Пан Скшетуский, ослабевший от счастья, утомленный, бледный, неподвижно лежал на телеге. Захар, привязавшийся к нему, велел своим казакам растянуть над пленником войлочный навесик. Скшетуский слушал печальный шум ливня, но на душе его было погоже, светло, благостно. Ведь это его гусары показали, на что они способны, это его Речь Посполитая дала отпор, достойный своего величия, это же первый натиск казацкой бури напоролся на копья коронных войск. А еще есть гетманы, есть князь Иеремия и столько вельмож, столько шляхты, столько могущества! А надо всем наконец король — primus inter pares[67].
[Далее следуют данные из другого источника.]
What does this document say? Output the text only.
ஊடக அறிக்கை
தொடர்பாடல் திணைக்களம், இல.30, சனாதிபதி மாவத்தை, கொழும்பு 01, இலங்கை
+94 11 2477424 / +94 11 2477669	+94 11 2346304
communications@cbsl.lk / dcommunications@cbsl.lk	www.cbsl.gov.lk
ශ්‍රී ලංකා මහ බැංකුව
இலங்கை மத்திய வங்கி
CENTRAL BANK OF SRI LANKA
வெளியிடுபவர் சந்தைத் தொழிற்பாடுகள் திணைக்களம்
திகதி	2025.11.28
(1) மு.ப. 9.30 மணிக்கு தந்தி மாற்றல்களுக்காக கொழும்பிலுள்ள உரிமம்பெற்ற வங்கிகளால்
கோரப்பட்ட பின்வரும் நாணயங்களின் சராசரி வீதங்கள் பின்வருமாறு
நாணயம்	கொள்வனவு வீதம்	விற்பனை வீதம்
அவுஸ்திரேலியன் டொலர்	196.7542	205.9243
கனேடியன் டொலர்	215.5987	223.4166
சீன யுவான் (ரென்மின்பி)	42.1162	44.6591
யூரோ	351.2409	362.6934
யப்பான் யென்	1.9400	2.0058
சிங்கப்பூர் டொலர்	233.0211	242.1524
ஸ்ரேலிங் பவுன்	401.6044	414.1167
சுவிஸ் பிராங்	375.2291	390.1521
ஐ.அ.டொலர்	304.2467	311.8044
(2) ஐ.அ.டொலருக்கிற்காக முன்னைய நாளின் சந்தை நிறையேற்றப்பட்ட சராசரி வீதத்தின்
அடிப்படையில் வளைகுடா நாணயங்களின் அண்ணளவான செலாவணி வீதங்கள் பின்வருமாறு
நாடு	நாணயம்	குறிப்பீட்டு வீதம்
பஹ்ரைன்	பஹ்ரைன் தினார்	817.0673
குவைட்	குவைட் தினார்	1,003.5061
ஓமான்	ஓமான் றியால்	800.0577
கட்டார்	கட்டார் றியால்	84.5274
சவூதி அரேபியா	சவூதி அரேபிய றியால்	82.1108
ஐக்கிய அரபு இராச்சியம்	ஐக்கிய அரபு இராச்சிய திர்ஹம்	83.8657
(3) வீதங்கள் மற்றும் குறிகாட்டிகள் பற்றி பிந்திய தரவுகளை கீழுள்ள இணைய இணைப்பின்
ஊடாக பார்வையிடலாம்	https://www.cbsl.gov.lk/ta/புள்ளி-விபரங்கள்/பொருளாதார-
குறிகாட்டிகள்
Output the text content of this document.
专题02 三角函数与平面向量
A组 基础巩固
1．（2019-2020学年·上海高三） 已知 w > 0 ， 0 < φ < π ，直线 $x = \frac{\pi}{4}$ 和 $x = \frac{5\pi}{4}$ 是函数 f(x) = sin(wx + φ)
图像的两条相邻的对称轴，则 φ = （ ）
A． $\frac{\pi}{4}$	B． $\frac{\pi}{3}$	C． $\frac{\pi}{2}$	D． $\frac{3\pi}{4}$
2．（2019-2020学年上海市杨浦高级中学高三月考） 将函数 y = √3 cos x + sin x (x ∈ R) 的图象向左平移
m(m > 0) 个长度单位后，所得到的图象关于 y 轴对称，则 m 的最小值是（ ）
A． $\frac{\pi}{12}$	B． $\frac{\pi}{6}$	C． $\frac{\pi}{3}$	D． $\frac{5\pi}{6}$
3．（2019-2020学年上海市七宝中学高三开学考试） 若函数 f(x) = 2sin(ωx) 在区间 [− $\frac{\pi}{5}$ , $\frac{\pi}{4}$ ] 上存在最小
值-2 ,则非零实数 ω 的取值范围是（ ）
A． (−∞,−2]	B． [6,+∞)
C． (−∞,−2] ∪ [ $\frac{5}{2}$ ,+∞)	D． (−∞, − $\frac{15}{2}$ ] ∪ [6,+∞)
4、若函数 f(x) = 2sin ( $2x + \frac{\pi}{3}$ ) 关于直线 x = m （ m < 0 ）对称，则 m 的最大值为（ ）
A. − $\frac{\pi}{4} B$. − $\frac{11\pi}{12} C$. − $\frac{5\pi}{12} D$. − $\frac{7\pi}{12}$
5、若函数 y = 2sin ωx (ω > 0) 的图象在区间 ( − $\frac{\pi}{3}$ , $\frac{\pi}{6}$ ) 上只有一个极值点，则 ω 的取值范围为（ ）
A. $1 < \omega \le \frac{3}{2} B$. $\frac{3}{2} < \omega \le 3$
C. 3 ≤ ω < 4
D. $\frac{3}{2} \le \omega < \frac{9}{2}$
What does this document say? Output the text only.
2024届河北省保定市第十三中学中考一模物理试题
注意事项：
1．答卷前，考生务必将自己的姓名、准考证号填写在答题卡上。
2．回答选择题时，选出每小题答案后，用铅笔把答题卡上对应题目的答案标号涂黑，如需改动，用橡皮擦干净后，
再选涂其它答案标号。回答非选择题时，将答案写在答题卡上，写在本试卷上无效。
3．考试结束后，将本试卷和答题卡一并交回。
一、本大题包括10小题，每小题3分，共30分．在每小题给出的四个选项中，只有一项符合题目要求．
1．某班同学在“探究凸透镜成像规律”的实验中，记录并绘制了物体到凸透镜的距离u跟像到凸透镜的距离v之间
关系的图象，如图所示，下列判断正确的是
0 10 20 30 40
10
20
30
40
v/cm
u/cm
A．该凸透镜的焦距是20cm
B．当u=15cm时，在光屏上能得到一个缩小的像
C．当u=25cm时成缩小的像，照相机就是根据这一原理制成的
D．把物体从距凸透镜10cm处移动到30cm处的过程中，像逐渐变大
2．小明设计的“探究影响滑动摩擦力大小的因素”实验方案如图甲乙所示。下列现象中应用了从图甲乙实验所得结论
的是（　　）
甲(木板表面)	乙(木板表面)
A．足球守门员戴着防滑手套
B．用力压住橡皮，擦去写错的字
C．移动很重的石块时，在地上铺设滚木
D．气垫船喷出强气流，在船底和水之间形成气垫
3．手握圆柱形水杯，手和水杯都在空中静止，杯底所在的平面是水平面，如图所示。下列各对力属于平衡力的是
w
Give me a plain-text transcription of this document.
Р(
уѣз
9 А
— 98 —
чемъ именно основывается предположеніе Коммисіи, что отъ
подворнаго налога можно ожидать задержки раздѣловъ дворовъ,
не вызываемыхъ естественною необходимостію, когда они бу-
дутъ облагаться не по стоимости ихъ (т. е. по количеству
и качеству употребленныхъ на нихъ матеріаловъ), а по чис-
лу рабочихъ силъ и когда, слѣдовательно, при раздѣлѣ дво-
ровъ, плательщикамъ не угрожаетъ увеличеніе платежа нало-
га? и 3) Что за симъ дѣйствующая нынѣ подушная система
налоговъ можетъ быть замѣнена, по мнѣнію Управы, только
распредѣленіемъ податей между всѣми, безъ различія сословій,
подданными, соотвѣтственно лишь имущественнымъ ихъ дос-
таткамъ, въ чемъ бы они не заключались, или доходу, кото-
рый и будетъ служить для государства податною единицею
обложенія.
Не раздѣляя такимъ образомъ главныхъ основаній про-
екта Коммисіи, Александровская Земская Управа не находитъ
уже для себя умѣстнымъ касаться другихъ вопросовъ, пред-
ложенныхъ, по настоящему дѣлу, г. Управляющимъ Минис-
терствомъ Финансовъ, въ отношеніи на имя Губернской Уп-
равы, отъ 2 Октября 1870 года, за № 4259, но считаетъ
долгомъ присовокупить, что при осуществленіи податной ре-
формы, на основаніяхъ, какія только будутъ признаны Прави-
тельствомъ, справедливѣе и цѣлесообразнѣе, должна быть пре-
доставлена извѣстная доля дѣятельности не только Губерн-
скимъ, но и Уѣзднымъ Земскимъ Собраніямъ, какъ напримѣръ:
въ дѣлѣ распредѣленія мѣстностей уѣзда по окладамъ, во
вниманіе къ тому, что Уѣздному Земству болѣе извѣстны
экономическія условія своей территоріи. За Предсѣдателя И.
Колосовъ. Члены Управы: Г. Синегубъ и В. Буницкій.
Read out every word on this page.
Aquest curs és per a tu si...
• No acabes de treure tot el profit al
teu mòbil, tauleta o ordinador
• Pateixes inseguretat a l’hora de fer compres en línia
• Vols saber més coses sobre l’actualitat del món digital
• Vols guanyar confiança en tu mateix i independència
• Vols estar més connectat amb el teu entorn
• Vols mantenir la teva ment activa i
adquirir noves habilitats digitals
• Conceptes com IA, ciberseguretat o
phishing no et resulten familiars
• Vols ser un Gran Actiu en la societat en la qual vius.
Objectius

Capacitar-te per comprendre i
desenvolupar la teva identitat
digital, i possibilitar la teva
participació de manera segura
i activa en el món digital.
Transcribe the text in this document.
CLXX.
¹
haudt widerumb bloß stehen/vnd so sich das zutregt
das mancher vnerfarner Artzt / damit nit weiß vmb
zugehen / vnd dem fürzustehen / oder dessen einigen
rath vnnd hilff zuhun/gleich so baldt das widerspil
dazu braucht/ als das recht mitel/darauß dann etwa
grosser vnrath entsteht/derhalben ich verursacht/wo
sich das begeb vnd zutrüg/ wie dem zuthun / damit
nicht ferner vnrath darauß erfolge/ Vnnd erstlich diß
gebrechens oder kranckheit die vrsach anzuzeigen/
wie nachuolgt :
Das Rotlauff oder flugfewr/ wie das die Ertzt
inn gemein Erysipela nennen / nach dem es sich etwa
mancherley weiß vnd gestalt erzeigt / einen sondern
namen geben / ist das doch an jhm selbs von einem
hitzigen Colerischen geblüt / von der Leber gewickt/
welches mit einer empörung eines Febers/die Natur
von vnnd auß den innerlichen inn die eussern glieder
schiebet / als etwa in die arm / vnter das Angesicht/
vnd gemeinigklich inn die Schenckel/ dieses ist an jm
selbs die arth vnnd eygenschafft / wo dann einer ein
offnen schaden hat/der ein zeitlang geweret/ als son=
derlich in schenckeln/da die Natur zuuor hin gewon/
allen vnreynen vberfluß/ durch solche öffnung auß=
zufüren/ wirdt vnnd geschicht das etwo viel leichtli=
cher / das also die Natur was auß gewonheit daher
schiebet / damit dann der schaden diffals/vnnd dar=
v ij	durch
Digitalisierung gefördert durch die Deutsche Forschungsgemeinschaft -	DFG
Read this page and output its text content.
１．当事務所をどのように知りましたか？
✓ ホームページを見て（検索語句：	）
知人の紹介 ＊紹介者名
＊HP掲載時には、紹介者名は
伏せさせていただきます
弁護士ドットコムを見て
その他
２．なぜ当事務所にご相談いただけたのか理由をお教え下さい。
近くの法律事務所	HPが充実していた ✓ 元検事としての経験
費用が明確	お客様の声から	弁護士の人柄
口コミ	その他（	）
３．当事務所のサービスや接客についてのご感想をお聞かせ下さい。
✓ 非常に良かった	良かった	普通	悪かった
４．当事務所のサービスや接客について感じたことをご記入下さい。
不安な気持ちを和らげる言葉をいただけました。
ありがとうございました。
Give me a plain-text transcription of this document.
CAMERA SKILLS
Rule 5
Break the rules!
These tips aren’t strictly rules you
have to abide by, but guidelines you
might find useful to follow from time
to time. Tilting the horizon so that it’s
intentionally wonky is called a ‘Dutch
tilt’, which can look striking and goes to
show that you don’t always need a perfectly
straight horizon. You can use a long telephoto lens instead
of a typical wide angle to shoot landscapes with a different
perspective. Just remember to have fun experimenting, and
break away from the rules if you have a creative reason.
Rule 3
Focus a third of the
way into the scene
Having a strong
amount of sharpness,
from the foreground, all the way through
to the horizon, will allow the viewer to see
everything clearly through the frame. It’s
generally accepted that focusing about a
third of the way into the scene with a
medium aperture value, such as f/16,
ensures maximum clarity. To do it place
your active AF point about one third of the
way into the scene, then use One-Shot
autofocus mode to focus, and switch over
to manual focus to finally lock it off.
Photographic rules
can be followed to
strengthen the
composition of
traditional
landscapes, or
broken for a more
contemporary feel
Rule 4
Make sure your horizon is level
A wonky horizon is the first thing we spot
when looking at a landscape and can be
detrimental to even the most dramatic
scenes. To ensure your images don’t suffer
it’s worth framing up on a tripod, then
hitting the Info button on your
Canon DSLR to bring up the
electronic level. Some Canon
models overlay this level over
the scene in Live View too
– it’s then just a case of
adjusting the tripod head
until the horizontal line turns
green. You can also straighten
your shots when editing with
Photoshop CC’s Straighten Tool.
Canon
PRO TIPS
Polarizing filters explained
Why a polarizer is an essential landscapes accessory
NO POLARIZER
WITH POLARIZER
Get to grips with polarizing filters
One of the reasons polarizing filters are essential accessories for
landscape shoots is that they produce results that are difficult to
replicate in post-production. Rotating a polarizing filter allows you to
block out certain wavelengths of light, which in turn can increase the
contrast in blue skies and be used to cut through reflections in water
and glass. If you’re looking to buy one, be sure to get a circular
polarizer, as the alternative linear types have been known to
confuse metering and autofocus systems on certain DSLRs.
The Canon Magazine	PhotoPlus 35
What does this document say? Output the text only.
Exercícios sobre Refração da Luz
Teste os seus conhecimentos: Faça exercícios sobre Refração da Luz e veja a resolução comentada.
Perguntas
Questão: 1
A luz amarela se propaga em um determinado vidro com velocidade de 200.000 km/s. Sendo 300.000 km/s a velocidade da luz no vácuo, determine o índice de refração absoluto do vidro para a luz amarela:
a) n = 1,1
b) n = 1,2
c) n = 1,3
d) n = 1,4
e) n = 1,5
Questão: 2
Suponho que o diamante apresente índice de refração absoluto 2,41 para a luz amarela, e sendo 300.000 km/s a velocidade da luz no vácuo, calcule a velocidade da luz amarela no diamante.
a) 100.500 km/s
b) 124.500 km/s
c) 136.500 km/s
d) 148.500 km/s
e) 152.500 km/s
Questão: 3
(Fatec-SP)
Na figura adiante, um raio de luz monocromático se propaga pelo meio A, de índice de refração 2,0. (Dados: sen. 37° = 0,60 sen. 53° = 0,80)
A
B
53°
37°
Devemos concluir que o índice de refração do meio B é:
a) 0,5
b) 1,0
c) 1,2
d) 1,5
Гордость переполнила грудь пана Скшетуского, словно бы все непомерные силы эти сосредоточились теперь в нем одном.
Впервые ощущая такое с тех пор, как попал в плен, он почувствовал даже некое сострадание к казакам. «Они виноваты, но и ослеплены, ибо замахнулись на непосильное, — думал он. — Они виноваты, но и несчастны, позволив увлечь себя человеку, который повел их на верную гибель».
Потом мысли его потекли далее. Наступит мир, и каждый тогда о личном счастии своем сможет подумать. Сразу всеми воспоминаниями и всею душой он устремился к Разлогам. Там, рядом с логовом льва, вероятно, тишина ненарушимая. Там никто и не посмеет головы поднять, а хоть и посмеет — Елена уже наверняка в Лубнах.
Внезапный орудийный гул прервал золотую ниточку его размышлений.